Georgia Democrats' success in 2020 offers blueprint for other deep-red state
Georgia Democrats’ focus on narrow demographic slices of the electorate could prove especially intriguing to party leaders in other Southern Sun Belt states.
The Georgia Democratic Party has its answer for how the state delivered its electoral votes to Joe Biden for president in November and gave Democrats control of the U.S. Senate with runoff victories two months later.
The short answer: time, money and plenty of staff and volunteers using “tailored outreach” to make Georgia’s electorate younger, less white, and more focused on absentee and early voting than it’s ever been.
In a new analysis of the 2020 cycle, state party officials cast the outcome essentially as Politics 101. Yet any details of Georgia Democrats’ road map promise to attract interest given the state’s shift from reliably Republican to the nation’s hottest battleground. Georgia Democrats’ focus on narrow demographic slices of the electorate could prove especially intriguing to party leaders in other Southern Sun Belt states including North Carolina, Florida, and Texas.
“These victories weren’t random … the result of some miracle,” Georgia Democratic chairwoman and U.S. Rep. Nikema Williams told party donors on a conference call Tuesday evening.
Williams described years of organizing and a deliberate timeline of ramping up staff ahead of 2020, insisting that Georgia’s growth alone didn’t ensure record presidential and Senate vote totals for Democrats. Rather, she said, it was tapping into that changing population to maximize votes.
For example, the party began its push toward vote-by-mail in the spring, ahead of the primary.
In the fall, phone banks involved as many as 16 languages.
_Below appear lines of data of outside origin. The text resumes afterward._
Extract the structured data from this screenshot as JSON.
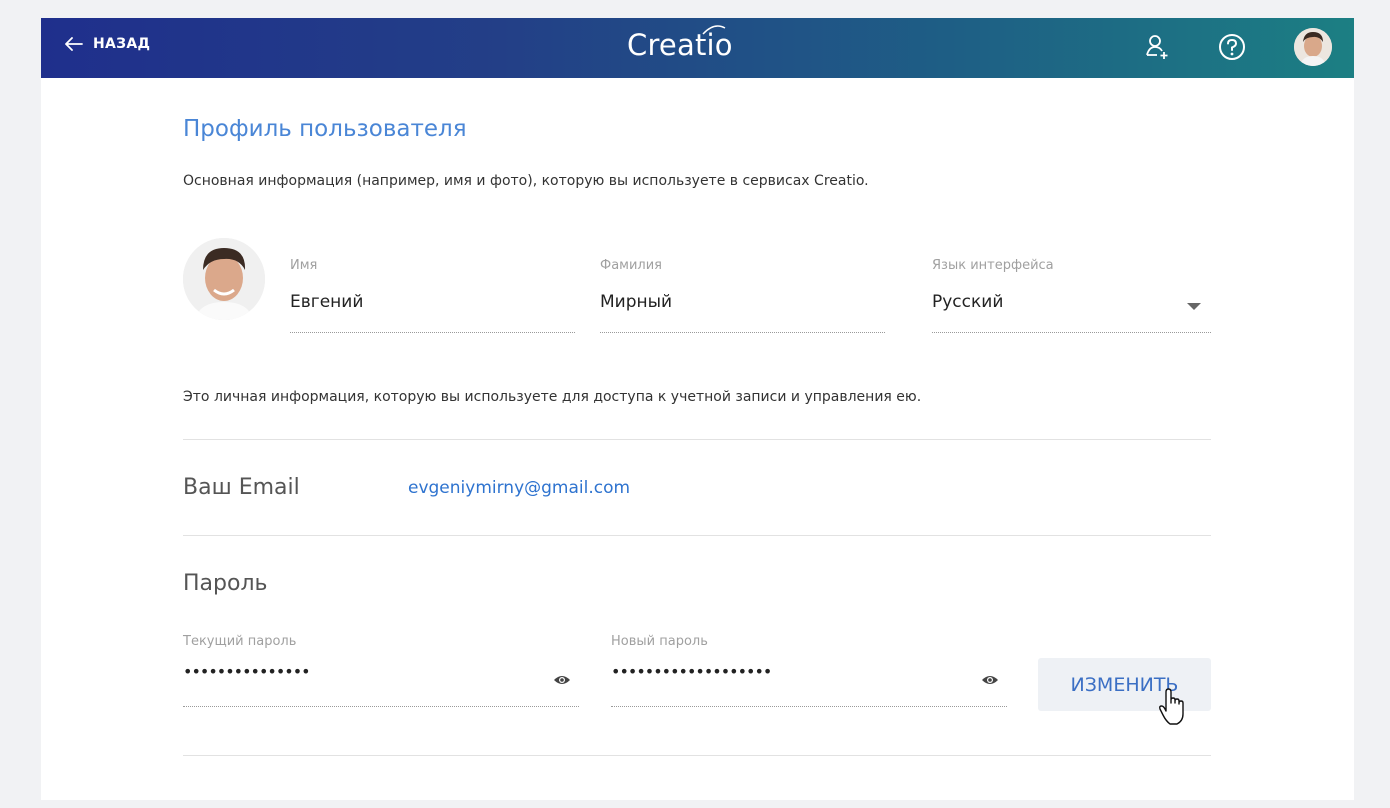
{
  "header": {
    "back_label": "НАЗАД",
    "logo_text": "Creatio",
    "icons": [
      "back-arrow-icon",
      "add-user-icon",
      "help-icon",
      "user-avatar"
    ]
  },
  "profile": {
    "title": "Профиль пользователя",
    "subtitle": "Основная информация (например, имя и фото), которую вы используете в сервисах Creatio.",
    "first_name_label": "Имя",
    "first_name_value": "Евгений",
    "last_name_label": "Фамилия",
    "last_name_value": "Мирный",
    "language_label": "Язык интерфейса",
    "language_value": "Русский"
  },
  "account": {
    "description": "Это личная информация, которую вы используете для доступа к учетной записи и управления ею.",
    "email_label": "Ваш Email",
    "email_value": "evgeniymirny@gmail.com"
  },
  "password": {
    "section_label": "Пароль",
    "current_label": "Текущий пароль",
    "current_value": "•••••••••••••••",
    "new_label": "Новый пароль",
    "new_value": "•••••••••••••••••••",
    "change_button": "ИЗМЕНИТЬ"
  },
  "colors": {
    "accent": "#4a86d6",
    "link": "#2e73cf",
    "header_start": "#1f2f8c",
    "header_end": "#1c7f83"
  }
}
The Voter Protection Hotline, on which citizens could ask questions about the voting process, was available in seven languages by September: English, Spanish, Mandarin, Vietnamese, Korean, Hindi, and Urdu.
The party aimed events, most online because of the coronavirus pandemic, at specific demographic groups. The campaign spent at least $1.5 million on “in-language” advertising, including digital, radio, and print, for the general election, plus another $2.5 million ahead of the Senate runoffs. Democrats matched surrogates to specific communities, and those targeted events, party officials said, were led by paid staffers who reflected the various races and ethnicities.
Scott Hogan, executive director of the state party, called it a “conscious decision” to build a staff that “reflected the state of Georgia,” rather than schedule targeted events and then have them led by staffers or volunteers who were mismatched to their audiences.
Biden would go on to edge Donald Trump in November by about 12,000 votes out of 5 million cast, and Trump would falsely persist with claims that he lost because of fraud even after Georgia’s results were tallied three times. Two months later, Raphael Warnock and Jon Ossoff won their Senate runoffs by margins outside the recount threshold.
A spike in absentee voting benefited Democrats. The party reported that Biden managed an 8 percentage point advantage over Trump in absentee support, compared with an essential draw between Trump and Hillary Clinton four years earlier.
Younger and nonwhite participation increased to Democrats’ advantage. The party’s analysis found turnout by 18- to 24-year-olds was 51% in 2020, compared with 46.4% in 2016. For 25- to 29-year-olds, turnout jumped from 42% to 46%. Black turnout in November topped 66%, compared with 61.5% in 2016. Asian American voters and Latino voters also increased their combined share of the electorate to 5.5% in November, up from 3.7% four years earlier.
Those numbers meant Democrats widened their advantage in metro areas, including suburbs closest to Atlanta. The party’s analysis did not detail the apparent shift toward Democrats by some white, college-educated voters in those metropolitan and suburban counties because of dissatisfaction with Trump.
Hogan, the party executive director, emphasized that personnel spending included the most ambitious “voter protection unit” the state party has assembled. He said Biden’s narrow margin likely wouldn’t have been possible without the program. Among other things, it included the hotline that fielded tens of thousands of calls, a website of voting information, and a program that helped provisional-ballot voters correct any errors in time to have their ballots counted.
To be sure, Georgia Democrats’ success couldn’t have come without money. They weren’t starting from scratch after Stacey Abrams’ close loss in the 2018 governor’s race. They used monthly support from the Democratic National Committee as well. Biden’s campaign steered additional resources. And the Senate runoffs, with control of Capitol Hill at stake, provided a flood of national cash.
That’s perhaps the biggest cautionary tale to Democrats in places like Florida or Texas. Florida’s Democratic Party, despite the state being a perpetual battleground, emerged from 2020 hundreds of thousands of dollars in debt. Texas Democrats, despite a narrowing partisan gap in the state, have yet to be able to finance a true statewide field operation to register and regularly contact voters.
And in all three states, including Georgia, Republican-run legislatures have adopted new restrictions on voting rules, especially absentee voting, that Democrats used to their advantage in 2020.
But Williams and Hogan said their 2020 effort still provides a “blueprint” for anywhere. “It’s not that we came up with a miraculous, neat idea,” Hogan said. “It’s that we committed to it and never stopped.”